Desde cedo – o Concílio de Tours, em 813 – que a Igreja encoraja o clero a pregar nas línguas ditas “vernaculares” (a palavra verna significa escravo na Antiguidade, passando a indicar as línguas faladas pelos indivíduos social e intelectualmente inferiores). Assim, o poder religioso contribui para a riqueza linguística oral, que nos séculos XII e XIII vai sendo fixada em documentos escritos. Essa diversidade está ligada ao desenvolvimento do Estado.

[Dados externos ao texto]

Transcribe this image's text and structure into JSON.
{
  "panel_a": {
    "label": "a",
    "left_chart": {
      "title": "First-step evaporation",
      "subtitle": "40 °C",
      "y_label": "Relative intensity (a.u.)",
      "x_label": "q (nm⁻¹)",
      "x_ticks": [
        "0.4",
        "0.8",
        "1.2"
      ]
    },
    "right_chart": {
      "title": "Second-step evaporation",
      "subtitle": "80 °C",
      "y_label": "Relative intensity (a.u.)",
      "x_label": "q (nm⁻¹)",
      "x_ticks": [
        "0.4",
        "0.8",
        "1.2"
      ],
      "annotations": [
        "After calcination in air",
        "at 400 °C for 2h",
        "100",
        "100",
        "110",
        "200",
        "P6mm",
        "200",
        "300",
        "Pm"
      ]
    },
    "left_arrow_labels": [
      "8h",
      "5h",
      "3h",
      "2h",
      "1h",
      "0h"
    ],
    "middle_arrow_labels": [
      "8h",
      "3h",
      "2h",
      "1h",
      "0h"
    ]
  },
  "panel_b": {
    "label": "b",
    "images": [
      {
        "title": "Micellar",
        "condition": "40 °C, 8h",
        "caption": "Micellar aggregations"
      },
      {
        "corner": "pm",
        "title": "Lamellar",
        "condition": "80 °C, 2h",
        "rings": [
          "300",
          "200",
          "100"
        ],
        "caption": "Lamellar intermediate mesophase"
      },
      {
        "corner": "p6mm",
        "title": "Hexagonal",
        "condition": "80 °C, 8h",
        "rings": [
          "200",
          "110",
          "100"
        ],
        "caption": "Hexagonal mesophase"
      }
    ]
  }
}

Contrastando com essa Europa multilingue, correntes artísticas unificadoras varrem a Idade Média do continente, dando-lhe uma coerência estética que chegou aos nossos dias – primeiro o Românico, depois o Gótico. Fortifica-se a identificação entre Europa e Cristandade, território que tem como inimigos comuns os mongóis, a leste, e o Islão, a leste e a sul.

1 – Público, 05 de Julho de 2004

2 – El Pais, 05 de Julho de 2004

3 – Jacques le Goff, L’Europe est-elle Née au Moyen Age?